Now we create a FileWriter, specifying the path to write to and the file schema:

using var writer = new FileWriter("data.parquet", schema);

Rather than specifying a file path, we could also write to a .NET System.IO.Stream or a subclass of ParquetSharp.IO.OutputStream.

Writing data in batches

Now we're ready to write batches of data:

for (var batchNumber = 0; batchNumber < 10; ++batchNumber)
{
    using var recordBatch = GetBatch(batchNumber);
    writer.WriteRecordBatch(recordBatch);
}

Note that record batches don't map directly to row groups in the Parquet file. A single record batch may be broken up into multiple Parquet row groups if it contains more rows than the chunk size, which can be specified when writing a batch:

writer.WriteRecordBatch(recordBatch, chunkSize: 1024);

Calling WriteRecordBatch always starts a new row group, but since ParquetSharp 15.0.0, you can also write buffered record batches, so that multiple batches may be written to the same row group:

writer.WriteBufferedRecordBatch(recordBatch);

When using WriteBufferedRecordBatch, data will be flushed when the FileWriter is closed or NewBufferedRowGroup is called to start a new row group. A new row group will also be started if the row group size reaches the MaxRowGroupLength value configured in the WriterProperties.

Writing data one column at a time

Rather than writing record batches, you may also explicitly start Parquet row groups and write data one column at a time, for more control over how data is written:

for (var batchNumber = 0; batchNumber < 10; ++batchNumber)
{
    using var recordBatch = GetBatch(batchNumber);
    writer.NewRowGroup(recordBatch.Length);
    writer.WriteColumnChunk(recordBatch.Column(0));
    writer.WriteColumnChunk(recordBatch.Column(1));
    writer.WriteColumnChunk(recordBatch.Column(2));
}

Closing the file

Finally, we should call the Close method when we have finished writing data, which will write the Parquet file footer and close the file.

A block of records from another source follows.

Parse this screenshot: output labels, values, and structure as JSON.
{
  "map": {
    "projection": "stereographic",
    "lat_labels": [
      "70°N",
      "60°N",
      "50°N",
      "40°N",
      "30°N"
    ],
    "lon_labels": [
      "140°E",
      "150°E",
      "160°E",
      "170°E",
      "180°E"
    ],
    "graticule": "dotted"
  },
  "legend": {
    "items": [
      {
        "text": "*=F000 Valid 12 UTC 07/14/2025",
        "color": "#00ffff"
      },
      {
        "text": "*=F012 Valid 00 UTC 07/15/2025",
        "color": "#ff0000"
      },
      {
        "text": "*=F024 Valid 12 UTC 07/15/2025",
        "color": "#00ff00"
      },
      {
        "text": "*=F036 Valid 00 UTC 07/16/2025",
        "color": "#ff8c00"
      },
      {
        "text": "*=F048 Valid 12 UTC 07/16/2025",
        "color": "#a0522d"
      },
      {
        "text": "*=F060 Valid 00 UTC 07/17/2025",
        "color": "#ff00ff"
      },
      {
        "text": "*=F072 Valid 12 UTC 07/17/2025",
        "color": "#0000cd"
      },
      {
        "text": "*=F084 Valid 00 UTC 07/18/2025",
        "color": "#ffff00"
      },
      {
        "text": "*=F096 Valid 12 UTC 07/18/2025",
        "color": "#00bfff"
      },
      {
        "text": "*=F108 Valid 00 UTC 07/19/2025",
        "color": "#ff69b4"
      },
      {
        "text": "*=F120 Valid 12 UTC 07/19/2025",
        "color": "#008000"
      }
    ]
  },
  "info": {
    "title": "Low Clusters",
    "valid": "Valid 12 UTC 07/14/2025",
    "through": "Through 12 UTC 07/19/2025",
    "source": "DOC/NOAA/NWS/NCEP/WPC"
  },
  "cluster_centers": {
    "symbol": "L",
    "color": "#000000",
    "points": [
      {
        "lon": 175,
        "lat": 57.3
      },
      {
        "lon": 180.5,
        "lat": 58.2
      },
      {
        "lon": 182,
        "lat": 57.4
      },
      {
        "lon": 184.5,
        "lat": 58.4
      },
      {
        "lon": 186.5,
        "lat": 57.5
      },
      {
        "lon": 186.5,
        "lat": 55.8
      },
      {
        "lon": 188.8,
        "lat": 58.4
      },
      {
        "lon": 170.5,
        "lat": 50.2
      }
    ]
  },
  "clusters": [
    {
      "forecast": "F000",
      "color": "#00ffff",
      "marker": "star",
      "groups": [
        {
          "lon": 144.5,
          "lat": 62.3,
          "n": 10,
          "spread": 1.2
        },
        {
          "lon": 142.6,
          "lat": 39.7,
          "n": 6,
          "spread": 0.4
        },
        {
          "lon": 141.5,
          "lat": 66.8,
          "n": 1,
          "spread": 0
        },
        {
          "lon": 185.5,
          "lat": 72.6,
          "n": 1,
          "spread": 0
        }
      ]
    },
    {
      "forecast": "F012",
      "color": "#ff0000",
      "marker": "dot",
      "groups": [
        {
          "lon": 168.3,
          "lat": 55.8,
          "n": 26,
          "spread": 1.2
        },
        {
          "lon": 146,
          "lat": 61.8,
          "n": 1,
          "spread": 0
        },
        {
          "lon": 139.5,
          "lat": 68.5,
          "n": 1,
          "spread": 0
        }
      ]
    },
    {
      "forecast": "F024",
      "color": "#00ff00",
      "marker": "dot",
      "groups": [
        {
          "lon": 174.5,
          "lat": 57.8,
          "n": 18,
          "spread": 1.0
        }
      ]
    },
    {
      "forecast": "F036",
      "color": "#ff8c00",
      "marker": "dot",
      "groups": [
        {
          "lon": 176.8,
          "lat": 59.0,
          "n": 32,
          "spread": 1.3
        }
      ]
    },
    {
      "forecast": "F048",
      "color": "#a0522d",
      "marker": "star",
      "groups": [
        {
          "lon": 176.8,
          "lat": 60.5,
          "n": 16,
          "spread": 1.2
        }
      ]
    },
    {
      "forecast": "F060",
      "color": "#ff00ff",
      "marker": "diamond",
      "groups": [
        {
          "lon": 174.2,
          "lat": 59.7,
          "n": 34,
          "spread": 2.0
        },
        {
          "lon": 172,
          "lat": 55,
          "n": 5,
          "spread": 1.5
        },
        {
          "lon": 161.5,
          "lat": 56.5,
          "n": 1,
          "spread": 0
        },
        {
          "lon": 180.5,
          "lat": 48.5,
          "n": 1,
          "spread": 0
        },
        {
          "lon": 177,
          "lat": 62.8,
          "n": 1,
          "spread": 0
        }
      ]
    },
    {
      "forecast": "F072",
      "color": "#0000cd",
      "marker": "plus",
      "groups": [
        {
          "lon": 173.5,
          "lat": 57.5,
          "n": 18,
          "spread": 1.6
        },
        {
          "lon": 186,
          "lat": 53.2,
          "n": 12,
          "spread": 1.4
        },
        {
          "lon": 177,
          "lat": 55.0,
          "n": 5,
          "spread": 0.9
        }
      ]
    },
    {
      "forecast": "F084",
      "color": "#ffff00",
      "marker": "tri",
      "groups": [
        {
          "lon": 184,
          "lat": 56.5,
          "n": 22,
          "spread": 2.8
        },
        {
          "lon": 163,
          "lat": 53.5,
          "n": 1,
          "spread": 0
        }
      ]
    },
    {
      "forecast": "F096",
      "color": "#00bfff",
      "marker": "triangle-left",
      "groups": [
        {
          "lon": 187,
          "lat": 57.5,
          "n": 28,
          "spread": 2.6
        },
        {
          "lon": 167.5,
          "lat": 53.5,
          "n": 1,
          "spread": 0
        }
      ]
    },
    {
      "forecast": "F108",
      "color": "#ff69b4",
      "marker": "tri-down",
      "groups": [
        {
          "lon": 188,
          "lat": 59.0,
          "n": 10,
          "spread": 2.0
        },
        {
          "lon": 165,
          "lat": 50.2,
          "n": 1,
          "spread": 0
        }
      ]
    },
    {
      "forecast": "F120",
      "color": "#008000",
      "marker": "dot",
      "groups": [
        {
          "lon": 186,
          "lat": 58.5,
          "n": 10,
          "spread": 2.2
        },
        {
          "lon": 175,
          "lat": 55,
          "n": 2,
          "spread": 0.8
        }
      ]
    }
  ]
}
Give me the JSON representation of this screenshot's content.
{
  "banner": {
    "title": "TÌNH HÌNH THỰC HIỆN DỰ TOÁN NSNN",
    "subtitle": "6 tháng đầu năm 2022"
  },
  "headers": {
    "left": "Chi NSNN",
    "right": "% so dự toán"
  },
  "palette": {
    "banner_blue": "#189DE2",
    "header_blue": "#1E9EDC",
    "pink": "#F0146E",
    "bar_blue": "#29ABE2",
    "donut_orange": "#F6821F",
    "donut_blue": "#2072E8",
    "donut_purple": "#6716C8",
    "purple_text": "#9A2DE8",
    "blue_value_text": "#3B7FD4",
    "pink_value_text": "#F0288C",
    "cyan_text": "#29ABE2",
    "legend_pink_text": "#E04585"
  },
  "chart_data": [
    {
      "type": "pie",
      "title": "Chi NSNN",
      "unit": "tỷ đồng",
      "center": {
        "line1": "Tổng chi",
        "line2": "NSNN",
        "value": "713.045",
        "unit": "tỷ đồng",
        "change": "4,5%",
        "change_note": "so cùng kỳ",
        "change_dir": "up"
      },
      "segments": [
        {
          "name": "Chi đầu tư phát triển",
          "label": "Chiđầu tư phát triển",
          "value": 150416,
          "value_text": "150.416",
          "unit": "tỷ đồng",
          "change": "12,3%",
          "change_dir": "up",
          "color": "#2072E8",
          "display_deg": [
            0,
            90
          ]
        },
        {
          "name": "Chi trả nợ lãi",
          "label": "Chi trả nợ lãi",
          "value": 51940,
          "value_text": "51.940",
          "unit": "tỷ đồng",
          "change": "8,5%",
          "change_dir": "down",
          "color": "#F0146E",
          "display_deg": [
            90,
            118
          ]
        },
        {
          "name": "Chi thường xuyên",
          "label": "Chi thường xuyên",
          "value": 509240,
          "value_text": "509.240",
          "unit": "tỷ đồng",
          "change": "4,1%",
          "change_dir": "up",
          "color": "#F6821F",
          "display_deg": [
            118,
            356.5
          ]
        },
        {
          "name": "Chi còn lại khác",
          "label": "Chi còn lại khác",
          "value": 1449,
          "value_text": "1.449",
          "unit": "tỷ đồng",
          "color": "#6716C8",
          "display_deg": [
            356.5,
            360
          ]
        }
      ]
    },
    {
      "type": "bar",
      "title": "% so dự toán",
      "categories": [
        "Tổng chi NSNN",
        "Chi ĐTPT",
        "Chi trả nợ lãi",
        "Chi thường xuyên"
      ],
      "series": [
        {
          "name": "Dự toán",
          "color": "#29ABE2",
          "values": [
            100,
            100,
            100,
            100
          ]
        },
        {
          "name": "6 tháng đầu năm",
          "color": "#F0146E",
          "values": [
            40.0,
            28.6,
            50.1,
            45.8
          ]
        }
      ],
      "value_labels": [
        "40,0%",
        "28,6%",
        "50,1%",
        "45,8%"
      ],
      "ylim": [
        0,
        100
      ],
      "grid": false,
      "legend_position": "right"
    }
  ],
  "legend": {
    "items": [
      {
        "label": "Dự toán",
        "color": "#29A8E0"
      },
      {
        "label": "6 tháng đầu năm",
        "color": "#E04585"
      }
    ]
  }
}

It is recommended to always explicitly call Close rather than relying on the Dispose method to close the file, as Dispose will swallow any internal C++ errors writing the file.

writer.Close();

Writer properties

The FileWriter constructor accepts an instance of ParquetSharp.WriterProperties to control standard Parquet writing behaviour, and additionally accepts an instance of ParquetSharp.Arrow.ArrowWriterProperties to customise Arrow specific behaviour:

using var propertiesBuilder = new WriterPropertiesBuilder();
using var properties = propertiesBuilder
    .Compression(Compression.Snappy)
    .Build();

using var arrowPropertiesBuilder = new ArrowWriterPropertiesBuilder();
using var arrowProperties = arrowPropertiesBuilder
    // Store the Arrow schema in the metadata
    .StoreSchema()
     // Coerce all timestamps to milliseconds
    .CoerceTimestamps(Apache.Arrow.Types.TimeUnit.Millisecond)
    .Build();

using var fileWriter = new FileWriter(
    "data.parquet", schema, properties: properties, arrowProperties: arrowProperties);

Limitations

Currently the C data interface implementation in Apache.Arrow only supports exporting arrays backed by Arrow's native memory manager, and once data has been exported it can no longer continue to be accessed from .NET. This means that exporting Arrow data that has been read from an IPC file or a Parquet file isn't supported, but you can work around this by cloning data before exporting it.

For example, writing data from an IArrowArrayStream that doesn't use Arrow's native memory manager would look like:

RecordBatch batch;
while ((batch = await streamReader.ReadNextRecordBatchAsync()) != null)
{
    using (batch)
    {
        fileWriter.WriteRecordBatch(batch.Clone());
    }
}

For more details, see the Apache Arrow GitHub issue.